I remembered Prof. Ng mentioned he almost always use Relu as the activation function. Therefore, when I worked on the assignment Planar_data_classification_with_one_hidden_layer, I tried replacing sigmoid function with Relu. But when I run the nn_model function, the values in the A1 matrix, become all Nan after it iterates 50 times. Then I tried LRelu, I got the same phenomena. Apparently, Relu and LRelu does not work. Why Prof. Ng said he almost always use Relu as the activation function?
Here is the forward prop function I used. I changed tanh() to LRelu().

It is perfectly possible to make ReLU or Leaky ReLU work in this exercise, but the key point to realize is that the activation function does not only affect the forward propagation, right? You also need to take it into account in the back propagation process.

@paulinpaloalto Thanks a lot for the reply! So for this case, I have to work out the backward propagation equations through some computation, right? I still don’t quite get how those equations are worked out after I watched Prof. Ng’s explanation. Can you point to some books or resources that explain the computation for me?

The fully general formulas are given in the notebook here. Note that g^{[1]}() is the activation function at layer 1. Here’s one of the formulas given in the notebook:

@paulinpaloalto Hi, I have changed the derivative of the activation function. The following is the equation. Is this correct?
dZ1 = np.dot(W2.T , dZ2)* np.where(Z1>0, 1, 0.01)
But after I made the change, the accuracy became 71% at most. It couldn’t get better no matter what the number of iteration was.

I tried various combinations and was able to get the the accuracy upto 85% by using n_h=277, α=0.073 and 50000 iterations.
It took a couple of hours to train.

Thanks very much for sharing your results here. I also did a few experiments using just plain ReLU (as opposed to Leaky ReLU). I was able to get 81% accuracy with n_h = 40, \alpha = 0.6 and 12k iterations.

It’s interesting that it seems quite a bit easier to get good results using tanh here on this particular problem. The general rule is that there is no one magic recipe for what will work best in any given situation.
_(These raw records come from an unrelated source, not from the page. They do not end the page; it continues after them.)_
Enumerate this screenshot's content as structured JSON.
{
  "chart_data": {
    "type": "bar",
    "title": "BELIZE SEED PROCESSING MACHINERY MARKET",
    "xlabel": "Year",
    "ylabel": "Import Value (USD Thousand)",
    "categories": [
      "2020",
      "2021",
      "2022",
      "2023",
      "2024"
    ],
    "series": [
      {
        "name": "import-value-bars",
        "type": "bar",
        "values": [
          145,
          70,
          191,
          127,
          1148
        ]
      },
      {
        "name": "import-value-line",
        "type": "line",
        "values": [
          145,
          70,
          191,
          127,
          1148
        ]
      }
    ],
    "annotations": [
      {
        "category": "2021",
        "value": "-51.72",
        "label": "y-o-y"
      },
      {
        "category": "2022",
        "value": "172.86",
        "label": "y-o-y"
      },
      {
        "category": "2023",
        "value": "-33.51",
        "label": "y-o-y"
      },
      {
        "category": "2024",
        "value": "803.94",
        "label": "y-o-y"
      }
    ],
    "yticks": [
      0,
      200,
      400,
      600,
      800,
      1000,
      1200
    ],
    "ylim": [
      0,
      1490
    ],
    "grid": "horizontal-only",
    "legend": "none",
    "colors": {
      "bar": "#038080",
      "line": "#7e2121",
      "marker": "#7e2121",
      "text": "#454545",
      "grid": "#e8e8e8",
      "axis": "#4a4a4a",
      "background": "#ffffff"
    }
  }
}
@paulinpaloalto thanks for sharing. I tried the same setting, i.e., n_h = 40, α = 0.6 and 12k iterations, got 85% accuracy, not as good as tanh or sigmoid (which can get 89% accuracy with the default setting).

Hi, @taohaoxiong. Thanks for trying the experiments and sharing your results! I reran my test and I also get 85% accuracy now, using ReLU with the other hyperparameters that you list. I also tried Leaky ReLU with 0.2, 0.1 and 0.05 slopes. I was able to get pretty similar accuracies.

I also tried a few experiments with the original tanh code and was able to get better accuracy on the higher numbers of hidden nodes (n = 20 and n = 40) and was able to get higher than the 91% accuracy by using higher numbers of iterations.